以使用逗号作为字段分隔符;如果字段分隔符是制表符,那么您显示的代码应该可以工作,这是文件中的一种不同(也很流行)的约定,即使不使用逗号,这些文件通常仍称为“CSV”;-)。You need to set
FS = ","
in theBEGIN
rule to use comma as your field separator; the code as you show it should work if the field separator was a tab, which is a different (also popular) convention in files that are often still called "CSV" even then commas aren't used;-).使用您确实知道的工具:)
那个 awk 脚本看起来并不处理 " 和其他 CSV 奇怪的问题。(我认为它只是在选项卡上拆分 - 正如其他答案指出的那样,它需要更改为在 , 上拆分)python, perl .Net 等具有完全处理 CSV 和 XML 的对象,您可能可以用与 awk 脚本一样少的字符编写解决方案,更重要的是理解它。
Use a tool that you do know:)
That awk script does not look it deals with " and other CSV oddities. (I think it just splits on tabs - as the other answers note it needs to be change to split on , ) python, perl .Net etc have objects to fully deal with CSV and XML and probably you could write the solution in as few characters as the awk script and MORE importantly understand it.
请记住,在 csv 中用逗号分割是可以的,直到出现以下情况:
在这种情况下,它将把“超级豪华卡车”分割成两个项目,这是不正确的。我建议使用另一种语言的 csv 库,如上面帖子中的“Mark”所述。

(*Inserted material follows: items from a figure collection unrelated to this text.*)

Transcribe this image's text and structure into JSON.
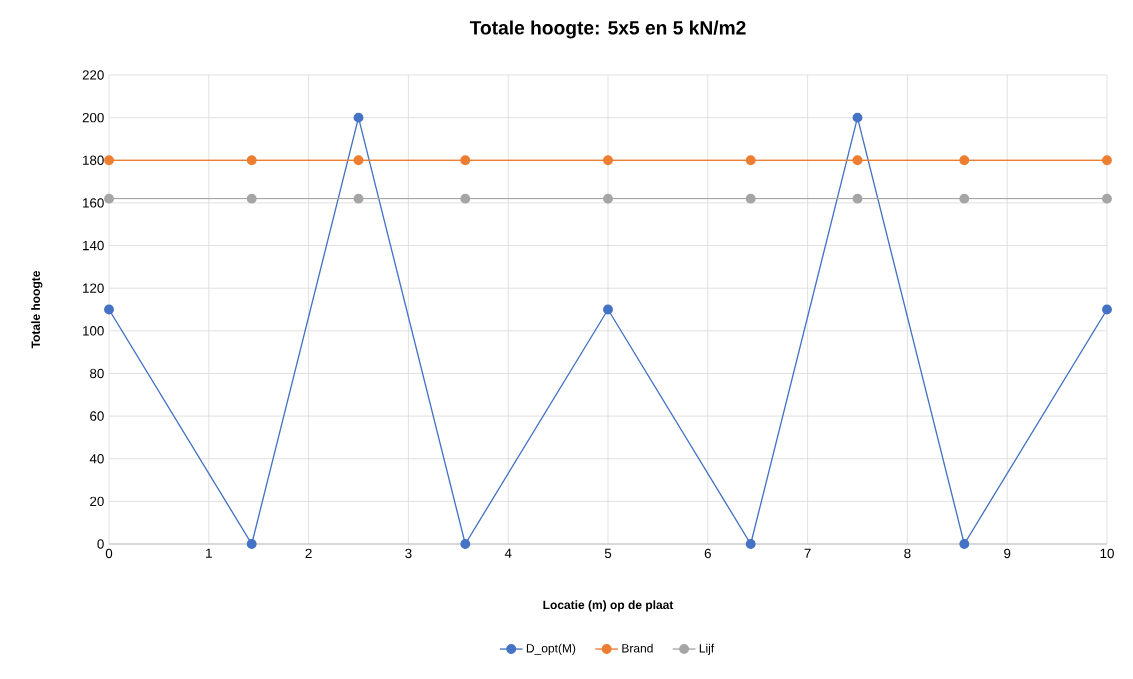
{
  "chart_data": {
    "type": "line",
    "title": "Totale hoogte: 5x5 en 5 kN/m2",
    "xlabel": "Locatie (m) op de plaat",
    "ylabel": "Totale hoogte",
    "x": [
      0,
      1.43,
      2.5,
      3.57,
      5,
      6.43,
      7.5,
      8.57,
      10
    ],
    "series": [
      {
        "name": "D_opt(M)",
        "color": "#4472c4",
        "values": [
          110,
          0,
          200,
          0,
          110,
          0,
          200,
          0,
          110
        ]
      },
      {
        "name": "Brand",
        "color": "#ed7d31",
        "values": [
          180,
          180,
          180,
          180,
          180,
          180,
          180,
          180,
          180
        ]
      },
      {
        "name": "Lijf",
        "color": "#a5a5a5",
        "values": [
          162,
          162,
          162,
          162,
          162,
          162,
          162,
          162,
          162
        ]
      }
    ],
    "xlim": [
      0,
      10
    ],
    "ylim": [
      0,
      220
    ],
    "xticks": [
      0,
      1,
      2,
      3,
      4,
      5,
      6,
      7,
      8,
      9,
      10
    ],
    "yticks": [
      0,
      20,
      40,
      60,
      80,
      100,
      120,
      140,
      160,
      180,
      200,
      220
    ],
    "grid": true,
    "legend": "bottom",
    "marker": "circle"
  }
}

Remember that splitting by comma in a csv is fine until you get the following scenario:
In which case it will split "Super, luxurious truck" into two items which is incorrect. I would recommend using the csv libs in another language as 'Mark' states in the above post.
我可以通过更改 FS(字段分隔符)来修复它:
输出:
I was able to fix it by changing the FS (field separator):
Output:
您可以使用各种技巧,例如设置 FS。更多技巧可以在 Awk 新闻组中找到。还有像我这样的解析器: http://lorance.freeshell.org/csv/
You can use various tricks like setting FS. More tricks can be found at the Awk news group. There are also parsers like mine: http://lorance.freeshell.org/csv/
您可以尝试使用我的 csvprintf。它可以将 CSV 转换为 XML,然后您可以根据需要使用 XSLT 对其进行样式设置。
You might try my csvprintf instead. It can convert CSV to XML, which you can then style with XSLT as desired.